You might think that the last stop for old NYC subway cars is deep in Brooklyn or at the edge of the Bronx, but the truth is actually much more interesting. Photographer Stephen Mallon has spent the last three years tracking decommissioned cars as they are sent to their watery graves at the bottom of the Atlantic Ocean. But the story doesn't just end there -- the train carcasses find a new life on the sea floor as artificial reefs, helping to bolster marine life along the East Coast.
For ten years, New York City subway cars have been helping the environment, not just by offering up green transportation, but by rebuilding fragile eco-systems on the seabed along the coast. After a life of transporting New Yorkers all around the city, MTA train carcasses are sent to their new homes, which can be anywhere from coastal Delaware to South Carolina.

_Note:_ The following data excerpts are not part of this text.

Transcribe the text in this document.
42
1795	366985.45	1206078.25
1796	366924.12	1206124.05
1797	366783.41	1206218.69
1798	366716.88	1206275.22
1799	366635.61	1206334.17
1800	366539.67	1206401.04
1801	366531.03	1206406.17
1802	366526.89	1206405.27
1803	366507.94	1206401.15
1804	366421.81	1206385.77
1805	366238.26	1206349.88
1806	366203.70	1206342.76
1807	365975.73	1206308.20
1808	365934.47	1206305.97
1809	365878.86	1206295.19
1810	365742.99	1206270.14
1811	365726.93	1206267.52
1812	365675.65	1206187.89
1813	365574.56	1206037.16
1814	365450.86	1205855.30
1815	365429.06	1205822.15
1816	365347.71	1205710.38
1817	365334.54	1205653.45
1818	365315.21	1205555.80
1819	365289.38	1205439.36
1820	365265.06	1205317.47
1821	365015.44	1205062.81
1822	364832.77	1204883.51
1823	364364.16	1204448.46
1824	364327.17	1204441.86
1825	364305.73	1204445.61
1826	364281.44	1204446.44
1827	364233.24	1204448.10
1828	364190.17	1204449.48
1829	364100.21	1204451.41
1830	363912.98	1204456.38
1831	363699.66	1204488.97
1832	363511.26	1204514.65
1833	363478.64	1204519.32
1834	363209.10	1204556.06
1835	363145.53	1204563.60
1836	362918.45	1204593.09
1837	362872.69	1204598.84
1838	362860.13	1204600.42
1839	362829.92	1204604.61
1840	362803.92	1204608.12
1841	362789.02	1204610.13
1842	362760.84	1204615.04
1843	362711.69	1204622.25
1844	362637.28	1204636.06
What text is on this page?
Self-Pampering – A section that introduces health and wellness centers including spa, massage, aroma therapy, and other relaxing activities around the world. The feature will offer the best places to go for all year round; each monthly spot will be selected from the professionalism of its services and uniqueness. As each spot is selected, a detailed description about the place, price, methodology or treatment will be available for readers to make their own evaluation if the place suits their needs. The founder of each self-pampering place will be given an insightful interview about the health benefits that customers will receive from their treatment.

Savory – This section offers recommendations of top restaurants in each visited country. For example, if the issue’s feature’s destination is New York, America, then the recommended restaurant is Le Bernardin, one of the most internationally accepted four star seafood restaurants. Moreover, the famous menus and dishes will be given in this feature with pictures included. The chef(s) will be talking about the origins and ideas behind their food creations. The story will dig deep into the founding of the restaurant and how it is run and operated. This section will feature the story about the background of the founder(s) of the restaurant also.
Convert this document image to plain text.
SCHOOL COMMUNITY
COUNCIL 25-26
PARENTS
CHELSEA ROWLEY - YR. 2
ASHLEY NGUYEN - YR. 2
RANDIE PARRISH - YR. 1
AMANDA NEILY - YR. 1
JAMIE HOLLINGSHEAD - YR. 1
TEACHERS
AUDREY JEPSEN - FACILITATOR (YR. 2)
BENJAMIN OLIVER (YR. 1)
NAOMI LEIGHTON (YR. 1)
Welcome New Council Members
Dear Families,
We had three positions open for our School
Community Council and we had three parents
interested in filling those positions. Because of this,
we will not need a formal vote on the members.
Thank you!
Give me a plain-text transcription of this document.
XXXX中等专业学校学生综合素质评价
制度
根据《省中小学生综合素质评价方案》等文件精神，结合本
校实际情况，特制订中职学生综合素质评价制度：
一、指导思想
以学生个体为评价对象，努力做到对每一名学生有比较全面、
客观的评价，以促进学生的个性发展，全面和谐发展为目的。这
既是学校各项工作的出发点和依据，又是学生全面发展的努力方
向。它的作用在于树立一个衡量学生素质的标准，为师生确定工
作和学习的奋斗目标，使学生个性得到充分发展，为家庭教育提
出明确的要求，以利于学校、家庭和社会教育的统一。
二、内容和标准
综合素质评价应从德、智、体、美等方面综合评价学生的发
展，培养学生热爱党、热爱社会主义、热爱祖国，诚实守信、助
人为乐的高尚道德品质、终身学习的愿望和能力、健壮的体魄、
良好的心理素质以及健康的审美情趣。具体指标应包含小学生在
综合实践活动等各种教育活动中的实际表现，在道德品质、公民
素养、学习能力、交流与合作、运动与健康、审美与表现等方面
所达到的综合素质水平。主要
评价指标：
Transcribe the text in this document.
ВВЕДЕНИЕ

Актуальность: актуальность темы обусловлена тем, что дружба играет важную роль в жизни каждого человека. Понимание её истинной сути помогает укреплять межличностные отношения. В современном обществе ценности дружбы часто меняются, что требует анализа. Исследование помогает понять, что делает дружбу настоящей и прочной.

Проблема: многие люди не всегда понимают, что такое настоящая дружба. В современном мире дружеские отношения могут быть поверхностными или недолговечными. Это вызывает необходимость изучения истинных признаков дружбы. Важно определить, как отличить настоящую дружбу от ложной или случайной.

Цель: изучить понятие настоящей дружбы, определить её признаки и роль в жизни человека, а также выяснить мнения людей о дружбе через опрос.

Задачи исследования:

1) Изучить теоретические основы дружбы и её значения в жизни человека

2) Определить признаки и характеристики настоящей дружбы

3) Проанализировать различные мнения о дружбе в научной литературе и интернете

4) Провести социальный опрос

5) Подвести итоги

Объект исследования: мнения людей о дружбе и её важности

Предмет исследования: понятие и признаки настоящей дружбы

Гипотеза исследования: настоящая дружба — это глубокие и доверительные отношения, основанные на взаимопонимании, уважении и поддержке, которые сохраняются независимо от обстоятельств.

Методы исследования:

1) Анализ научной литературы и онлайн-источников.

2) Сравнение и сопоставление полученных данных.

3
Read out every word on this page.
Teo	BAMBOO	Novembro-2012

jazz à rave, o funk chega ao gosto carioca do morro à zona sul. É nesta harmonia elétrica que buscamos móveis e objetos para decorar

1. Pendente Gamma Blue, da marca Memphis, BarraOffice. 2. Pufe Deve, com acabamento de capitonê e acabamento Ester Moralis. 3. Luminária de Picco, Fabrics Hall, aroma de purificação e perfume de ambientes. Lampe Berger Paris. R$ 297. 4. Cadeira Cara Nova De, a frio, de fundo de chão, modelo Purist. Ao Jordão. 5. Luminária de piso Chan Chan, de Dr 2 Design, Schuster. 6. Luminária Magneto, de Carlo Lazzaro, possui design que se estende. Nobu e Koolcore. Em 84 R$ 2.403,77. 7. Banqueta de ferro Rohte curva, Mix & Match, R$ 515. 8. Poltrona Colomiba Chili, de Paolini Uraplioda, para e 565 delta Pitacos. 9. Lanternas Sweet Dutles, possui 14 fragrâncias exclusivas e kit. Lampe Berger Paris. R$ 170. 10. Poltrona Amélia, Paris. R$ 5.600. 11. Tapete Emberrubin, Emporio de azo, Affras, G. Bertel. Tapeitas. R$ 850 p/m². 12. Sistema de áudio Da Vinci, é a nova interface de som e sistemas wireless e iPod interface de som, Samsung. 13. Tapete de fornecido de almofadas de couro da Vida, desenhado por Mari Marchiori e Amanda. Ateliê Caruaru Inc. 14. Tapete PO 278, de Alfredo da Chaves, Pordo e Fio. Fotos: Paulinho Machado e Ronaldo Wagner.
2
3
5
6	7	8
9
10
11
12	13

Mallon’s photographs follow this journey in a series he appropriately calls “Next Stop, Atlantic.” The abandoned cars are first stacked in their own junkyard, lined up side-by-side instead of end-to-end. Because their doors and partitions have been removed, the cars appear almost as skeletons rather than old vehicles. Mallon’s series shows the stacks of trains out to sea on massive barges before they reach their destination.
As the subway cars are cast into the ocean, Mallon captures their almost poetic descent, before they settleon the bottom of the ocean to become an eternal home for fish, algae, coral and other plants.